In the Warsaw–Poznań Offensive of the larger Vistula–Oder Offensive, as part of the 1st Belorussian Front, the 4th Guards provided air cover for the attack of the 1st Guards Tank Army towards Łódź, Poznań, and Frankfurt an der Oder after breaking out of the Sandomierz bridgehead. For its "courage and valor", the division received the honorific Łódź on 12 February. On 5 April, the division was awarded the Order of Kutuzov 2nd class for "exemplary completion of combat assignments" during the advance into Brandenburg.

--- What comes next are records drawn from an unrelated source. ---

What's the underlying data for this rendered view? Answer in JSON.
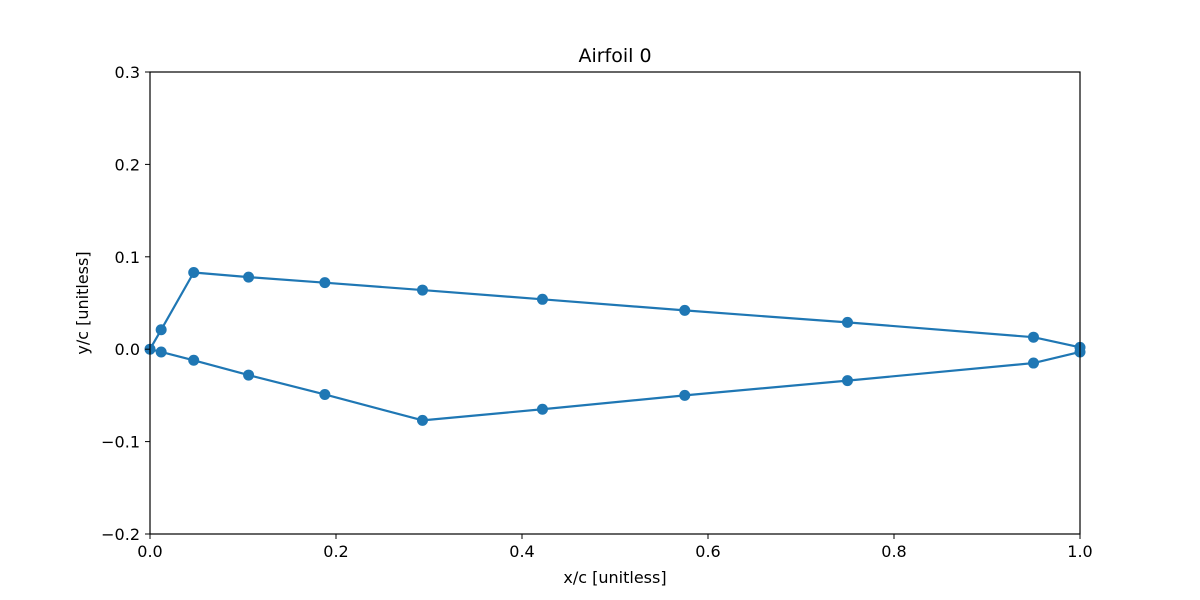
{
  "chart_data": {
    "type": "line",
    "title": "Airfoil 0",
    "xlabel": "x/c [unitless]",
    "ylabel": "y/c [unitless]",
    "xlim": [
      0.0,
      1.0
    ],
    "ylim": [
      -0.2,
      0.3
    ],
    "xticks": [
      0.0,
      0.2,
      0.4,
      0.6,
      0.8,
      1.0
    ],
    "xtick_labels": [
      "0.0",
      "0.2",
      "0.4",
      "0.6",
      "0.8",
      "1.0"
    ],
    "yticks": [
      -0.2,
      -0.1,
      0.0,
      0.1,
      0.2,
      0.3
    ],
    "ytick_labels": [
      "−0.2",
      "−0.1",
      "0.0",
      "0.1",
      "0.2",
      "0.3"
    ],
    "grid": false,
    "marker": "circle",
    "color": "#1f77b4",
    "series": [
      {
        "x": [
          1.0,
          0.95,
          0.75,
          0.575,
          0.422,
          0.293,
          0.188,
          0.106,
          0.047,
          0.012,
          0.0,
          0.012,
          0.047,
          0.106,
          0.188,
          0.293,
          0.422,
          0.575,
          0.75,
          0.95,
          1.0
        ],
        "y": [
          0.002,
          0.013,
          0.029,
          0.042,
          0.054,
          0.064,
          0.072,
          0.078,
          0.083,
          0.021,
          0.0,
          -0.003,
          -0.012,
          -0.028,
          -0.049,
          -0.077,
          -0.065,
          -0.05,
          -0.034,
          -0.015,
          -0.003
        ]
      }
    ]
  }
}
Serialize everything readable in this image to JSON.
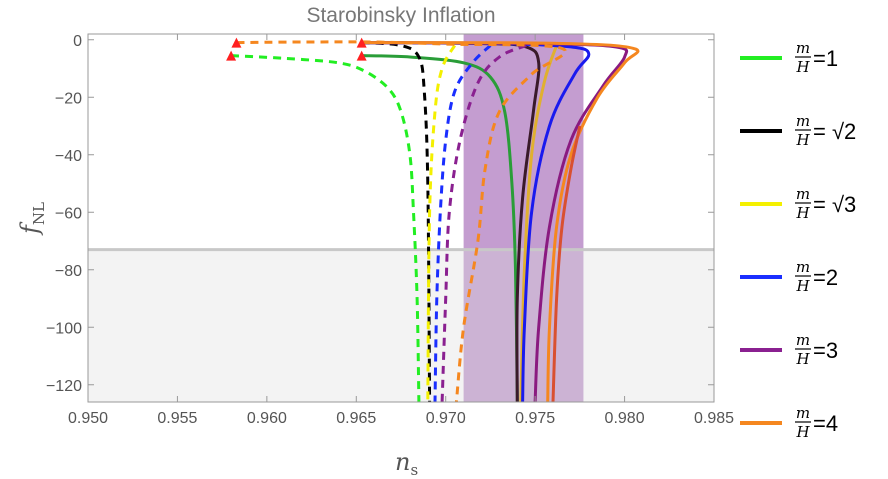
{
  "chart_data": {
    "type": "line",
    "title": "Starobinsky Inflation",
    "xlabel": "n",
    "xlabel_sub": "s",
    "ylabel": "f",
    "ylabel_sub": "NL",
    "xlim": [
      0.95,
      0.985
    ],
    "ylim": [
      -126,
      2
    ],
    "x_ticks": [
      0.95,
      0.955,
      0.96,
      0.965,
      0.97,
      0.975,
      0.98,
      0.985
    ],
    "x_tick_labels": [
      "0.950",
      "0.955",
      "0.960",
      "0.965",
      "0.970",
      "0.975",
      "0.980",
      "0.985"
    ],
    "y_ticks": [
      0,
      -20,
      -40,
      -60,
      -80,
      -100,
      -120
    ],
    "y_tick_labels": [
      "0",
      "−20",
      "−40",
      "−60",
      "−80",
      "−100",
      "−120"
    ],
    "bands": [
      {
        "name": "ns-observed-band",
        "axis": "x",
        "from": 0.971,
        "to": 0.9777,
        "color": "#b07cc0",
        "opacity": 0.75
      },
      {
        "name": "fnl-excluded-region",
        "axis": "y",
        "from": -126,
        "to": -73,
        "color": "#dddddd",
        "opacity": 0.35
      },
      {
        "name": "fnl-bound-line",
        "axis": "y",
        "value": -73,
        "color": "#c8c8c8"
      }
    ],
    "markers": [
      {
        "x": 0.958,
        "y": -5.5,
        "color": "#ff2020"
      },
      {
        "x": 0.9583,
        "y": -1,
        "color": "#ff2020"
      },
      {
        "x": 0.9653,
        "y": -5.5,
        "color": "#ff2020"
      },
      {
        "x": 0.9653,
        "y": -1,
        "color": "#ff2020"
      }
    ],
    "series": [
      {
        "name": "green-dashed",
        "color": "#22ee22",
        "style": "dashed",
        "points": [
          [
            0.958,
            -5.5
          ],
          [
            0.961,
            -6.5
          ],
          [
            0.964,
            -8
          ],
          [
            0.9655,
            -11
          ],
          [
            0.9668,
            -17
          ],
          [
            0.9675,
            -25
          ],
          [
            0.968,
            -40
          ],
          [
            0.9682,
            -60
          ],
          [
            0.9684,
            -90
          ],
          [
            0.9685,
            -126
          ]
        ]
      },
      {
        "name": "green-solid",
        "color": "#2a9d38",
        "style": "solid",
        "points": [
          [
            0.9653,
            -5.5
          ],
          [
            0.968,
            -6
          ],
          [
            0.971,
            -8
          ],
          [
            0.9725,
            -13
          ],
          [
            0.9733,
            -25
          ],
          [
            0.9737,
            -50
          ],
          [
            0.9739,
            -80
          ],
          [
            0.974,
            -126
          ]
        ]
      },
      {
        "name": "black-dashed",
        "color": "#000000",
        "style": "dashed",
        "points": [
          [
            0.9653,
            -1
          ],
          [
            0.9675,
            -2
          ],
          [
            0.9685,
            -6
          ],
          [
            0.9688,
            -18
          ],
          [
            0.969,
            -50
          ],
          [
            0.9691,
            -126
          ]
        ]
      },
      {
        "name": "black-solid",
        "color": "#3a1a2a",
        "style": "solid",
        "points": [
          [
            0.9653,
            -1
          ],
          [
            0.972,
            -1.3
          ],
          [
            0.9745,
            -2.5
          ],
          [
            0.9752,
            -8
          ],
          [
            0.9749,
            -25
          ],
          [
            0.9743,
            -55
          ],
          [
            0.974,
            -90
          ],
          [
            0.974,
            -126
          ]
        ]
      },
      {
        "name": "yellow-dashed",
        "color": "#f4f000",
        "style": "dashed",
        "points": [
          [
            0.9705,
            -2
          ],
          [
            0.9698,
            -10
          ],
          [
            0.9694,
            -25
          ],
          [
            0.9691,
            -60
          ],
          [
            0.969,
            -126
          ]
        ]
      },
      {
        "name": "yellow-solid",
        "color": "#e0b030",
        "style": "solid",
        "points": [
          [
            0.9762,
            -2
          ],
          [
            0.9755,
            -15
          ],
          [
            0.9748,
            -40
          ],
          [
            0.9744,
            -80
          ],
          [
            0.9742,
            -126
          ]
        ]
      },
      {
        "name": "blue-dashed",
        "color": "#1a2eff",
        "style": "dashed",
        "points": [
          [
            0.9725,
            -2
          ],
          [
            0.9715,
            -8
          ],
          [
            0.9705,
            -18
          ],
          [
            0.97,
            -35
          ],
          [
            0.9697,
            -60
          ],
          [
            0.9695,
            -90
          ],
          [
            0.9694,
            -126
          ]
        ]
      },
      {
        "name": "blue-solid",
        "color": "#1a1aee",
        "style": "solid",
        "points": [
          [
            0.9653,
            -1
          ],
          [
            0.973,
            -1.3
          ],
          [
            0.977,
            -2.5
          ],
          [
            0.978,
            -5
          ],
          [
            0.9772,
            -12
          ],
          [
            0.9758,
            -30
          ],
          [
            0.9748,
            -60
          ],
          [
            0.9744,
            -100
          ],
          [
            0.9743,
            -126
          ]
        ]
      },
      {
        "name": "purple-dashed",
        "color": "#8a2090",
        "style": "dashed",
        "points": [
          [
            0.9745,
            -2
          ],
          [
            0.973,
            -6
          ],
          [
            0.9718,
            -15
          ],
          [
            0.9708,
            -35
          ],
          [
            0.9702,
            -60
          ],
          [
            0.97,
            -90
          ],
          [
            0.9698,
            -126
          ]
        ]
      },
      {
        "name": "purple-solid",
        "color": "#8a1a80",
        "style": "solid",
        "points": [
          [
            0.9653,
            -1
          ],
          [
            0.975,
            -1.3
          ],
          [
            0.9795,
            -2.5
          ],
          [
            0.98,
            -6
          ],
          [
            0.9788,
            -16
          ],
          [
            0.977,
            -35
          ],
          [
            0.9758,
            -65
          ],
          [
            0.9752,
            -100
          ],
          [
            0.975,
            -126
          ]
        ]
      },
      {
        "name": "orange-dashed",
        "color": "#f5871f",
        "style": "dashed",
        "points": [
          [
            0.9583,
            -1
          ],
          [
            0.962,
            -0.8
          ],
          [
            0.966,
            -0.8
          ],
          [
            0.97,
            -1.5
          ],
          [
            0.9765,
            -3
          ],
          [
            0.9748,
            -12
          ],
          [
            0.973,
            -25
          ],
          [
            0.9722,
            -45
          ],
          [
            0.9718,
            -70
          ],
          [
            0.971,
            -100
          ],
          [
            0.9706,
            -126
          ]
        ]
      },
      {
        "name": "orange-solid",
        "color": "#f5871f",
        "style": "solid",
        "points": [
          [
            0.9653,
            -1
          ],
          [
            0.976,
            -1.2
          ],
          [
            0.9805,
            -3
          ],
          [
            0.98,
            -8
          ],
          [
            0.9785,
            -20
          ],
          [
            0.977,
            -40
          ],
          [
            0.9762,
            -65
          ],
          [
            0.9758,
            -100
          ],
          [
            0.9757,
            -126
          ]
        ]
      },
      {
        "name": "red-solid",
        "color": "#d95030",
        "style": "solid",
        "points": [
          [
            0.9775,
            -30
          ],
          [
            0.977,
            -45
          ],
          [
            0.9765,
            -65
          ],
          [
            0.9762,
            -90
          ],
          [
            0.976,
            -126
          ]
        ]
      }
    ],
    "legend": [
      {
        "color": "#22ee22",
        "num": "m",
        "den": "H",
        "value": "=1"
      },
      {
        "color": "#000000",
        "num": "m",
        "den": "H",
        "value": "= √2"
      },
      {
        "color": "#f4f000",
        "num": "m",
        "den": "H",
        "value": "= √3"
      },
      {
        "color": "#1a2eff",
        "num": "m",
        "den": "H",
        "value": "=2"
      },
      {
        "color": "#8a2090",
        "num": "m",
        "den": "H",
        "value": "=3"
      },
      {
        "color": "#f5871f",
        "num": "m",
        "den": "H",
        "value": "=4"
      }
    ]
  }
}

During the month it provided anti-aircraft defense on the Oder near Göritz, and for the army in the Battle of Berlin. During street fighting in Berlin, 256th Guards Anti-Aircraft Regiment gun commander Sergeant Daniil Guba received the title Hero of the Soviet Union for downing multiple German aircraft with his AA gun and killing numerous German soldiers in ground combat. The division claimed 37 German aircraft in the latter, and the division's combat operations ended on 2 May in Berlin when the German garrison surrendered. During the war, the division claimed 338 enemy aircraft; it was thanked by Stavka eight times, and 3,500 soldiers of the division were decorated.

== Postwar ==
After the end of the war, the division was based at Königsbrück with the 1st Guards Tank Army, part of the Group of Soviet Forces in Germany. On 20 March 1958, it was reorganized as the 140th Guards Anti-Aircraft Artillery Brigade, and was withdrawn to the Leningrad Military District in 1961, where it was reorganized into the 169th Guards Anti-Aircraft Rocket Regiment at Vaskelovo, transferring to the Soviet Air Defense Forces. It initially included six S-125 SAM battalions, and was transferred to Uglovo in June 1964. Its S-125 battalions were transferred to the 83rd Anti-Aircraft Rocket Brigade, and the 169th took over five new S-200 battalions. In the early 1970s the regiment was reequipped with the S-200V, and in December 1972 it received the honorific named for the 50th anniversary of the Soviet Union. The regiment was part of the 18th Air Defense Corps of the 6th Air Defense Army. In March 1986 it transferred to the 54th Air Defense Corps, and in December 1987 it received the Ministry of Defense Pennant "For Courage and Valor". The 169th Regiment was disbanded on 15 February 1993 and its lineage transferred to the S-300PS-equipped 86th Anti-Aircraft Rocket Brigade at Tosno-2. The 86th became the 157th Guards Anti-Aircraft Rocket Brigade upon the transfer, and in the summer of 1994 was redesignated the 1490th Guards Anti-Aircraft Rocket Regiment.

In 2008, it was reported by Kommersant at Stekolnoye near Tosno with the 54th Air Defense Corps, still equipped with the S-300P. In 2009, it became part of the 2nd Air and Space Defense Brigade and around that time was relocated to Sablino in Ulyanovka as the 1490th Guards Anti-Aircraft Regiment (Military Unit Number 28037). In 2015, it became part of the 2nd Air Defense Division of the 6th Air and Air Defence Forces Army.